Just last September, the government hiked the gasoline tax in New Jersey by 4.4 Cents per-gallon -- that atop a 23 cent per-gallon spike instituted in 2016. In all, the state tax on fuel is now 41.4 Cents per-gallon, and that, as Samantha Marcus writes for NJ.com, is higher than 41 other states.
And Marcus notes that the NJ government is grabbing more money from other tax increases, not even associated with its income tax. For example, NJ is imposing a tax on Air BNB and VRBQ operators (perhaps a little political back-scratching for the hotel industry and hotel workers’ unions?); it also is collecting a new tax on E-cigarette sellers, and the state instituted a new tax on online sales.
And that’s not all.
Stay in New Jersey and you win this extra bonus…
As Ben Strachman wrote for the Tax Foundation in July of last year:
As part of the agreement, the top income tax bracket has been increased from 8.97 percent to 10.75 percent on income above $5 million. Businesses earning more than $1 million will also now pay a higher corporate tax rate for the next four years… The state will now tax businesses at the second highest corporate tax rate in the country.
This places people trying to run New Jersey-based businesses in an unenviable position. In fact, the state now claims a particularly ignoble title:
New Jersey also ranks last overall in our State Business Tax Climate Index, and New Jersey businesses will now pay a higher rate than both Pennsylvania’s 9.99 percent and neighboring New York’s 6.5 percent corporate tax rates.
There’s nothing like taxation (i.e. state-run, legalized, extortion and theft) to generate affection for that locale, and, as free market economists have noted over and over, people are voting with their feet, and fleeing from Jersey.
Among the dozens of characters comedian, actor, entrepreneur, and friend of MRCTV Joe Piscopo used to perform on Saturday Night Live was a recurring creation called “Jersey Guy”, whom he used to light-heartedly caricatured his own Jersey background, and who proudly proclaimed, “I’m from Jersey! Are you from Jersey?!”

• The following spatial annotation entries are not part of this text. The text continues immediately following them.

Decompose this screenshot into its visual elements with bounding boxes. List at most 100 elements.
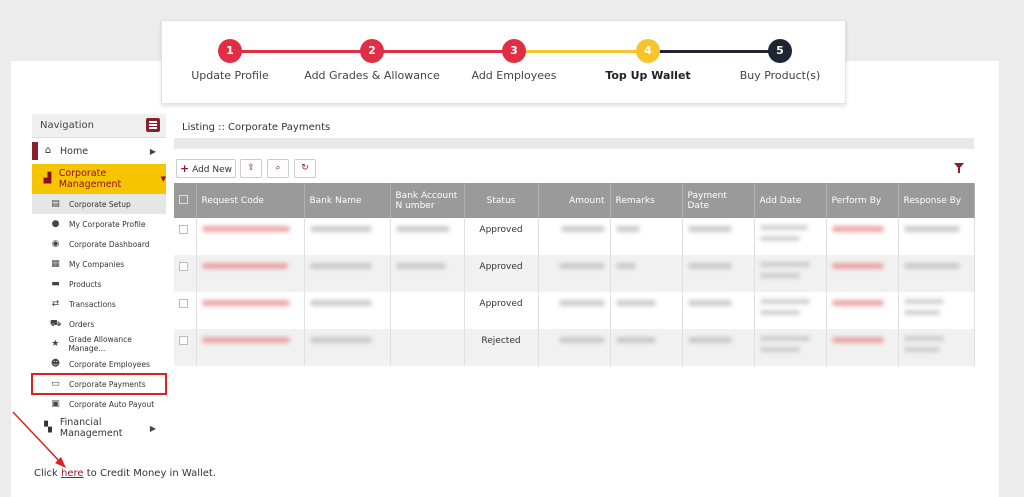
sidebar-item-my-corporate-profile[interactable]: ● My Corporate Profile — [32, 214, 166, 234]
grid-icon: ▚ — [44, 422, 52, 433]
transfer-icon: ⇄ — [51, 298, 60, 309]
blurred-cell — [196, 255, 305, 292]
sidebar-item-transactions[interactable]: ⇄ Transactions — [32, 294, 166, 314]
step-2-circle[interactable]: 2 — [360, 39, 384, 63]
select-all-checkbox[interactable] — [174, 183, 197, 218]
table-row[interactable]: Approved — [174, 218, 975, 255]
filter-icon[interactable] — [954, 163, 964, 173]
nav-item-financial-management[interactable]: ▚ Financial Management ▶ — [32, 414, 166, 442]
refresh-button[interactable]: ↻ — [294, 159, 316, 178]
chevron-right-icon: ▶ — [149, 423, 156, 433]
table-row[interactable]: Approved — [174, 255, 975, 292]
content-area: Listing :: Corporate Payments + Add New … — [174, 114, 975, 366]
nav-item-corporate-management-label: Corporate Management — [58, 168, 122, 190]
table-row[interactable]: Approved — [174, 292, 975, 329]
credit-wallet-instruction: Click here to Credit Money in Wallet. — [34, 468, 216, 479]
step-1-circle[interactable]: 1 — [218, 39, 242, 63]
sidebar-item-my-companies[interactable]: ▦ My Companies — [32, 254, 166, 274]
table-header-row: Request Code Bank Name Bank Account N um… — [174, 183, 975, 218]
chart-icon: ▟ — [43, 173, 52, 184]
blurred-cell — [610, 329, 683, 366]
star-icon: ★ — [51, 338, 60, 349]
add-new-button[interactable]: + Add New — [176, 159, 236, 178]
row-checkbox[interactable] — [174, 255, 197, 292]
row-checkbox[interactable] — [174, 292, 197, 329]
cash-icon: ▣ — [51, 398, 60, 409]
step-connector — [514, 50, 648, 53]
blurred-cell — [898, 292, 975, 329]
blurred-cell — [390, 218, 465, 255]
blurred-cell — [196, 218, 305, 255]
step-connector — [372, 50, 514, 53]
blurred-cell — [304, 292, 391, 329]
menu-toggle-icon[interactable] — [146, 118, 160, 132]
sidebar-item-corporate-setup[interactable]: ▤ Corporate Setup — [32, 194, 166, 214]
sidebar-item-corporate-employees[interactable]: ☻ Corporate Employees — [32, 354, 166, 374]
blurred-cell — [898, 255, 975, 292]
blurred-cell — [538, 218, 611, 255]
blurred-cell — [538, 255, 611, 292]
row-checkbox[interactable] — [174, 218, 197, 255]
blurred-cell — [538, 329, 611, 366]
sidebar-item-corporate-dashboard[interactable]: ◉ Corporate Dashboard — [32, 234, 166, 254]
filter-bar — [174, 138, 974, 149]
export-icon: ⇪ — [247, 163, 255, 173]
sidebar-item-corporate-payments[interactable]: ▭ Corporate Payments — [31, 373, 167, 395]
sidebar-item-label: Products — [69, 279, 102, 289]
empty-cell — [390, 329, 465, 366]
nav-item-corporate-management[interactable]: ▟ Corporate Management ▼ — [32, 164, 166, 194]
nav-item-financial-management-label: Financial Management — [59, 417, 123, 439]
column-header[interactable]: Request Code — [196, 183, 305, 218]
blurred-cell — [682, 218, 755, 255]
footer-prefix: Click — [34, 468, 62, 479]
blurred-cell — [196, 329, 305, 366]
nav-header: Navigation — [32, 114, 166, 138]
row-checkbox[interactable] — [174, 329, 197, 366]
sidebar-item-orders[interactable]: ⛟ Orders — [32, 314, 166, 334]
column-header[interactable]: Add Date — [754, 183, 827, 218]
step-4-circle[interactable]: 4 — [636, 39, 660, 63]
export-button[interactable]: ⇪ — [240, 159, 262, 178]
onboarding-stepper: 1 2 3 4 5 Update Profile Add Grades & Al… — [161, 20, 846, 104]
sidebar-item-products[interactable]: ▬ Products — [32, 274, 166, 294]
blurred-cell — [304, 329, 391, 366]
column-header[interactable]: Amount — [538, 183, 611, 218]
blurred-cell — [754, 255, 827, 292]
search-button[interactable]: ⌕ — [267, 159, 289, 178]
blurred-cell — [304, 218, 391, 255]
column-header[interactable]: Payment Date — [682, 183, 755, 218]
chevron-right-icon: ▶ — [149, 146, 156, 156]
blurred-cell — [682, 292, 755, 329]
column-header[interactable]: Response By — [898, 183, 975, 218]
page-title: Listing :: Corporate Payments — [182, 122, 331, 133]
sidebar-item-label: Transactions — [69, 299, 116, 309]
credit-wallet-link[interactable]: here — [61, 468, 84, 479]
status-cell: Approved — [464, 292, 539, 329]
step-connector — [230, 50, 372, 53]
column-header[interactable]: Status — [464, 183, 539, 218]
step-4-label: Top Up Wallet — [605, 69, 691, 82]
step-3-circle[interactable]: 3 — [502, 39, 526, 63]
sidebar-item-label: Corporate Employees — [69, 359, 150, 369]
column-header[interactable]: Remarks — [610, 183, 683, 218]
table-row[interactable]: Rejected — [174, 329, 975, 366]
add-new-label: Add New — [192, 165, 232, 175]
sidebar-item-grade-allowance[interactable]: ★ Grade Allowance Manage... — [32, 334, 166, 354]
nav-item-home[interactable]: ⌂ Home ▶ — [32, 138, 166, 164]
plus-icon: + — [179, 162, 190, 175]
blurred-cell — [610, 255, 683, 292]
footer-suffix: to Credit Money in Wallet. — [83, 468, 217, 479]
sidebar-item-label: My Corporate Profile — [69, 219, 146, 229]
cart-icon: ⛟ — [50, 318, 62, 329]
sidebar-item-label: Grade Allowance Manage... — [68, 335, 132, 353]
step-5-circle[interactable]: 5 — [768, 39, 792, 63]
column-header[interactable]: Perform By — [826, 183, 899, 218]
column-header[interactable]: Bank Account N umber — [390, 183, 465, 218]
nav-header-label: Navigation — [40, 120, 94, 131]
sidebar-item-label: Corporate Auto Payout — [69, 399, 155, 409]
sidebar-item-corporate-auto-payout[interactable]: ▣ Corporate Auto Payout — [32, 394, 166, 414]
caret-down-icon: ▼ — [160, 175, 166, 183]
payments-table: Request Code Bank Name Bank Account N um… — [174, 183, 975, 366]
column-header[interactable]: Bank Name — [304, 183, 391, 218]
step-connector — [648, 50, 780, 53]
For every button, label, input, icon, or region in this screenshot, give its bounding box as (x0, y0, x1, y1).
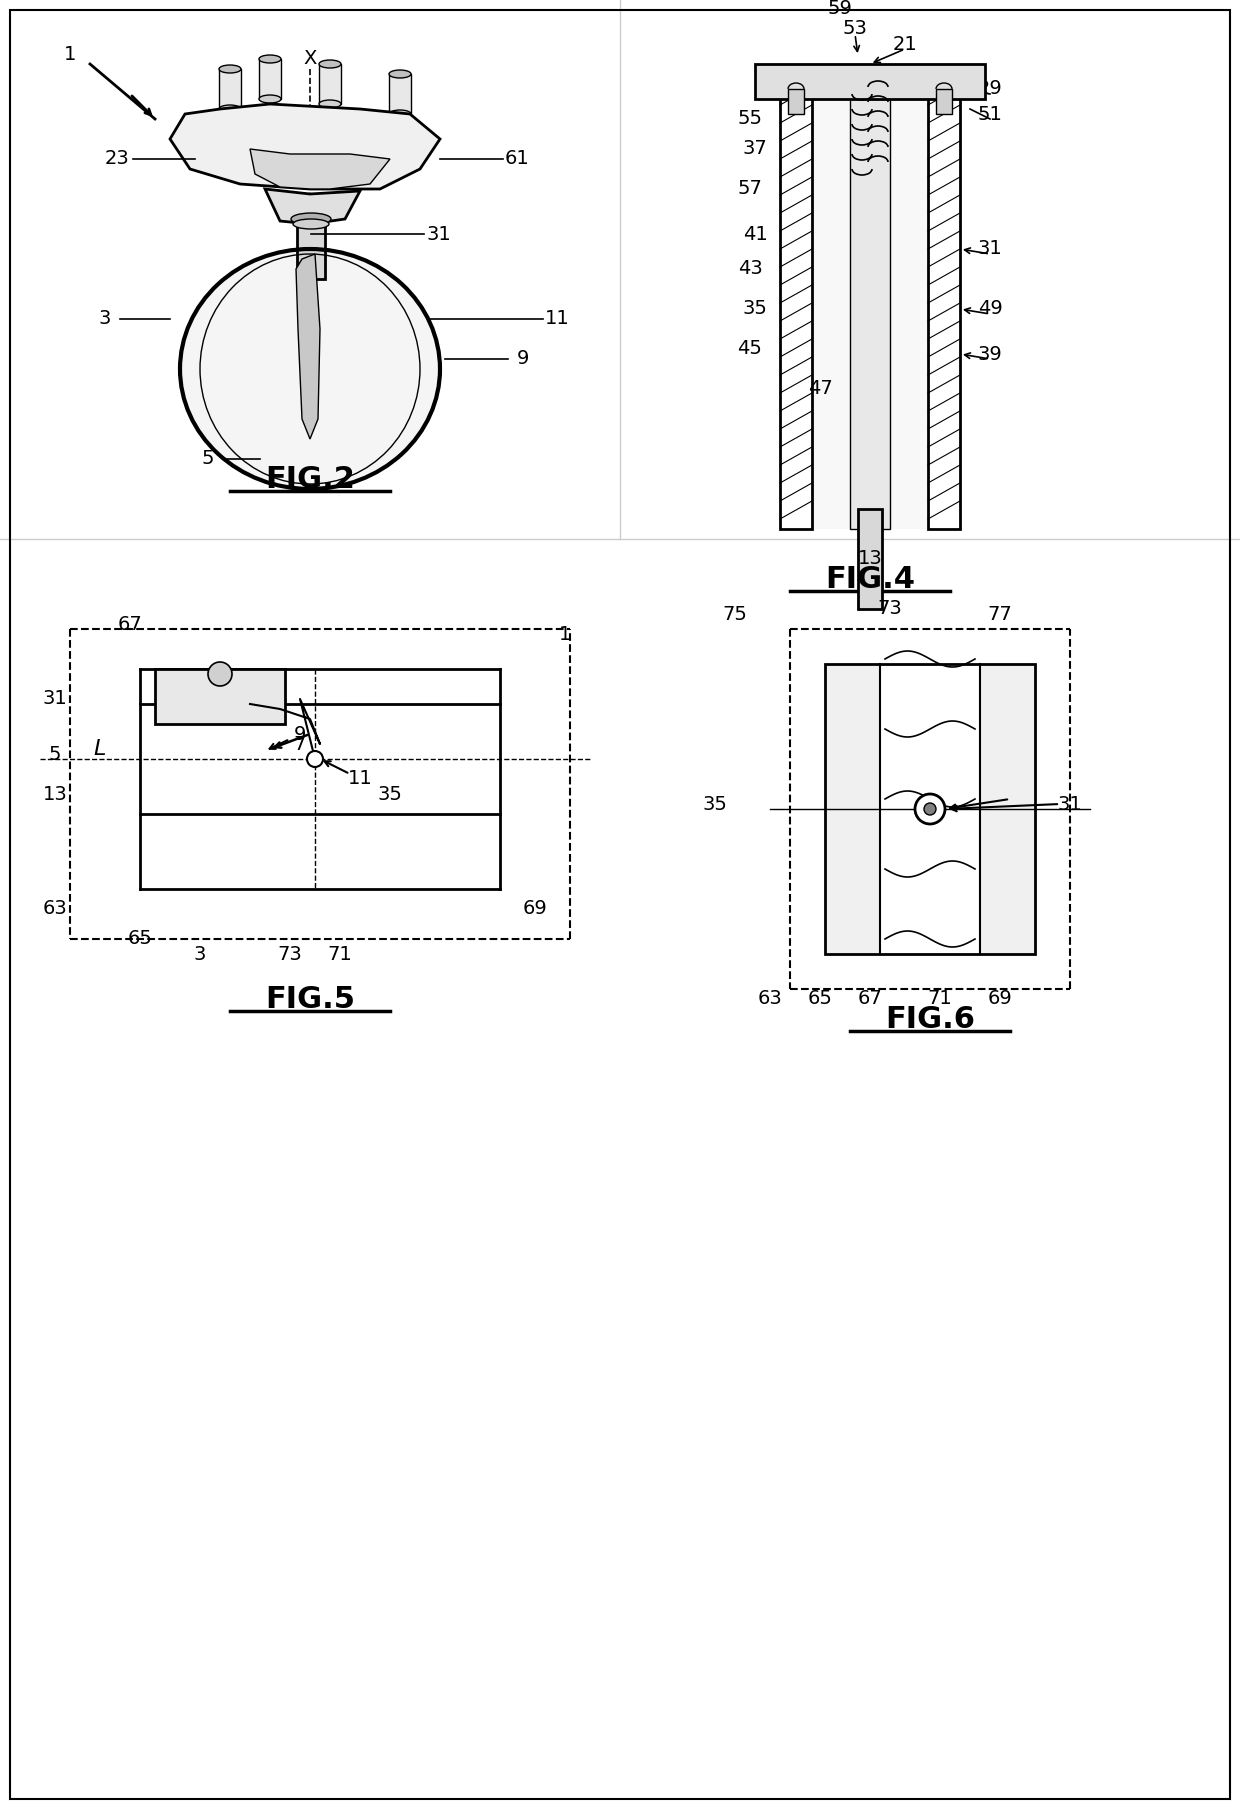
Circle shape (924, 803, 936, 816)
Text: 31: 31 (1058, 794, 1083, 814)
Polygon shape (250, 148, 391, 188)
Bar (298, 219, 325, 279)
Bar (849, 99, 890, 528)
Text: 31: 31 (42, 689, 67, 709)
Bar (980, 664, 1035, 953)
Text: 39: 39 (977, 344, 1002, 364)
Text: 59: 59 (827, 0, 852, 18)
Text: 21: 21 (893, 34, 918, 54)
Polygon shape (170, 103, 440, 188)
Ellipse shape (180, 250, 440, 488)
Text: 73: 73 (278, 944, 303, 964)
Text: 29: 29 (977, 80, 1002, 98)
Circle shape (915, 794, 945, 825)
Text: 29: 29 (758, 80, 782, 98)
Bar (389, 74, 410, 114)
Circle shape (308, 751, 322, 767)
Text: 55: 55 (738, 110, 763, 128)
Text: 67: 67 (118, 615, 143, 633)
Text: 37: 37 (743, 139, 768, 159)
Bar (219, 69, 241, 109)
Bar (787, 89, 804, 114)
Text: 23: 23 (105, 150, 130, 168)
Text: 73: 73 (878, 599, 903, 619)
Text: 61: 61 (505, 150, 529, 168)
Text: 75: 75 (723, 604, 748, 624)
Text: FIG.5: FIG.5 (265, 984, 355, 1013)
Text: 71: 71 (327, 944, 352, 964)
Ellipse shape (219, 65, 241, 72)
Bar (755, 63, 985, 99)
Ellipse shape (259, 96, 281, 103)
Text: 13: 13 (858, 550, 883, 568)
Text: FIG.2: FIG.2 (265, 465, 355, 494)
Text: 35: 35 (703, 794, 728, 814)
Text: 35: 35 (377, 785, 403, 803)
Bar (825, 664, 880, 953)
Text: 5: 5 (201, 449, 213, 469)
Ellipse shape (219, 105, 241, 112)
Text: 45: 45 (738, 340, 763, 358)
Text: 11: 11 (546, 309, 570, 329)
Ellipse shape (389, 110, 410, 118)
Text: 53: 53 (842, 20, 868, 38)
Text: 71: 71 (928, 990, 952, 1008)
Circle shape (208, 662, 232, 686)
Text: 69: 69 (522, 899, 547, 919)
Polygon shape (265, 188, 360, 224)
Text: 1: 1 (63, 45, 76, 63)
Ellipse shape (319, 99, 341, 109)
Text: 3: 3 (99, 309, 112, 329)
Bar (858, 508, 882, 610)
Polygon shape (296, 253, 320, 440)
Text: 69: 69 (987, 990, 1012, 1008)
Text: FIG.4: FIG.4 (825, 564, 915, 593)
Text: 47: 47 (807, 380, 832, 398)
Bar (825, 664, 1035, 953)
Text: 5: 5 (48, 745, 61, 763)
Text: 9: 9 (294, 724, 306, 743)
Ellipse shape (259, 54, 281, 63)
Text: 13: 13 (42, 785, 67, 803)
Text: 49: 49 (977, 300, 1002, 318)
Text: 57: 57 (738, 179, 763, 199)
Text: 63: 63 (758, 990, 782, 1008)
Text: 63: 63 (42, 899, 67, 919)
Text: 77: 77 (987, 604, 1012, 624)
Text: 51: 51 (977, 105, 1002, 123)
Text: 67: 67 (858, 990, 883, 1008)
Ellipse shape (389, 71, 410, 78)
Ellipse shape (293, 219, 329, 230)
Text: 31: 31 (427, 224, 451, 244)
Bar (928, 80, 960, 528)
Text: 9: 9 (516, 349, 528, 369)
Bar (319, 63, 341, 103)
Text: 1: 1 (559, 624, 572, 644)
Text: 7: 7 (294, 734, 306, 754)
Text: 65: 65 (807, 990, 832, 1008)
Ellipse shape (319, 60, 341, 69)
Text: X: X (304, 49, 316, 69)
Text: 41: 41 (743, 224, 768, 244)
Text: 35: 35 (743, 300, 768, 318)
Bar (936, 89, 952, 114)
Bar (259, 60, 281, 99)
Bar (780, 80, 812, 528)
Text: 31: 31 (977, 239, 1002, 259)
Text: L: L (94, 740, 107, 760)
Bar (155, 669, 285, 724)
Text: 65: 65 (128, 930, 153, 948)
Text: 11: 11 (347, 769, 372, 789)
Ellipse shape (291, 213, 331, 224)
Text: FIG.6: FIG.6 (885, 1004, 975, 1033)
Text: 3: 3 (193, 944, 206, 964)
Bar (812, 80, 928, 528)
Text: 43: 43 (738, 259, 763, 279)
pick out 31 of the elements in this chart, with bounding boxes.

Some hang in there but politicians keep making it harder, and so lots of folks are leaving.
This drastic increase in the government burden is quite striking, and, in fact, it’s a lesson in federalism, showing the wisdom in the Founders’ idea of decentralization, where people can escape increasingly burdensome governments.
And it’s a lesson in what not to do if one wants to make a political area attractive for business and family prosperity.
Good luck New Jersey residents. The moving trucks will be ready, just in case the politicians don’t learn the important lesson of how to leave their neighbors alone to live free.